Gouvernement fédéral : l’art de ne pas décider

Philippe Walkowiak

 

Il paraît que le gouvernement fédéral va se mettre au travail. Sur la table du jour et du week-end : un " jobs deal " et la réforme des pensions tant attendue. Toutefois, les derniers mois nous ont appris à être prudent. Il conviendra de juger sur pièce.

Entre effet d’annonce et inertie

La traditionnelle séance de questions de la Chambre de ce jeudi n’a guère apporté d’éléments tangibles.

À la tribune, la cheffe de groupe engagée Catherine Fonck effectuait ce relevé : On parle d’une réforme fiscale pour augmenter le salaire-poche et stimuler l’emploi ? Rien !

On propose des aides plus fortes et plus ciblées, notamment en vue d’étendre le tarif social aux classes moyennes ? Rien !

Une correction est annoncée pour que les copropriétés – soit 2,5 millions de personnes, souvent précarisées – bénéficient des aides que les autres citoyens ont pu obtenir ? Toujours rien !

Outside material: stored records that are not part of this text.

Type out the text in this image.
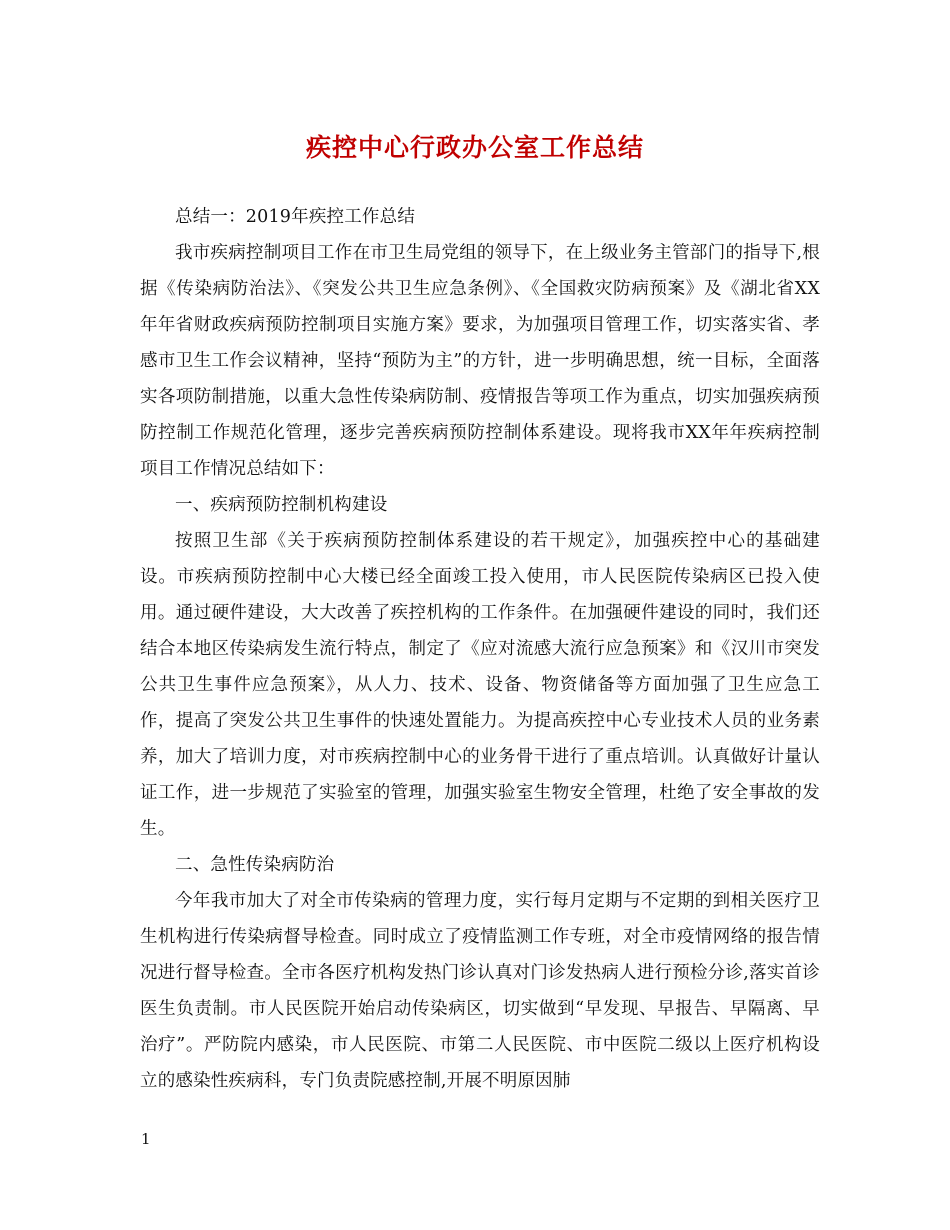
疾控中心行政办公室工作总结

总结一：2019年疾控工作总结

我市疾病控制项目工作在市卫生局党组的领导下，在上级业务主管部门的指导下,根据《传染病防治法》、《突发公共卫生应急条例》、《全国救灾防病预案》及《湖北省XX年年省财政疾病预防控制项目实施方案》要求，为加强项目管理工作，切实落实省、孝感市卫生工作会议精神，坚持“预防为主”的方针，进一步明确思想，统一目标，全面落实各项防制措施，以重大急性传染病防制、疫情报告等项工作为重点，切实加强疾病预防控制工作规范化管理，逐步完善疾病预防控制体系建设。现将我市XX年年疾病控制项目工作情况总结如下：

一、疾病预防控制机构建设

按照卫生部《关于疾病预防控制体系建设的若干规定》，加强疾控中心的基础建设。市疾病预防控制中心大楼已经全面竣工投入使用，市人民医院传染病区已投入使用。通过硬件建设，大大改善了疾控机构的工作条件。在加强硬件建设的同时，我们还结合本地区传染病发生流行特点，制定了《应对流感大流行应急预案》和《汉川市突发公共卫生事件应急预案》，从人力、技术、设备、物资储备等方面加强了卫生应急工作，提高了突发公共卫生事件的快速处置能力。为提高疾控中心专业技术人员的业务素养，加大了培训力度，对市疾病控制中心的业务骨干进行了重点培训。认真做好计量认证工作，进一步规范了实验室的管理，加强实验室生物安全管理，杜绝了安全事故的发生。

二、急性传染病防治

今年我市加大了对全市传染病的管理力度，实行每月定期与不定期的到相关医疗卫生机构进行传染病督导检查。同时成立了疫情监测工作专班，对全市疫情网络的报告情况进行督导检查。全市各医疗机构发热门诊认真对门诊发热病人进行预检分诊,落实首诊医生负责制。市人民医院开始启动传染病区，切实做到“早发现、早报告、早隔离、早治疗”。严防院内感染，市人民医院、市第二人民医院、市中医院二级以上医疗机构设立的感染性疾病科，专门负责院感控制,开展不明原因肺

1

On évoque le soutien aux PME et aux indépendants afin qu’ils encaissent le choc des coûts salariaux et énergétiques ? Rien !

Nous avons aussi entendu certains partis de votre majorité annoncer une mise à contribution des grosses entreprises ayant engrangé des surprofits indécents pendant cette crise. Là encore, rien !

Ah oui ! J’oubliais : 30.000 euros promis à tous les jeunes. Rien non plus !

Les jours et les mois s’écoulent, dans un grand brouhaha, que ponctuent énormément de déclarations qui suscitent l’espoir et beaucoup d’attente. Comment votre gouvernement réagit-il ? Simplement par l’inertie et l’incapacité à décider.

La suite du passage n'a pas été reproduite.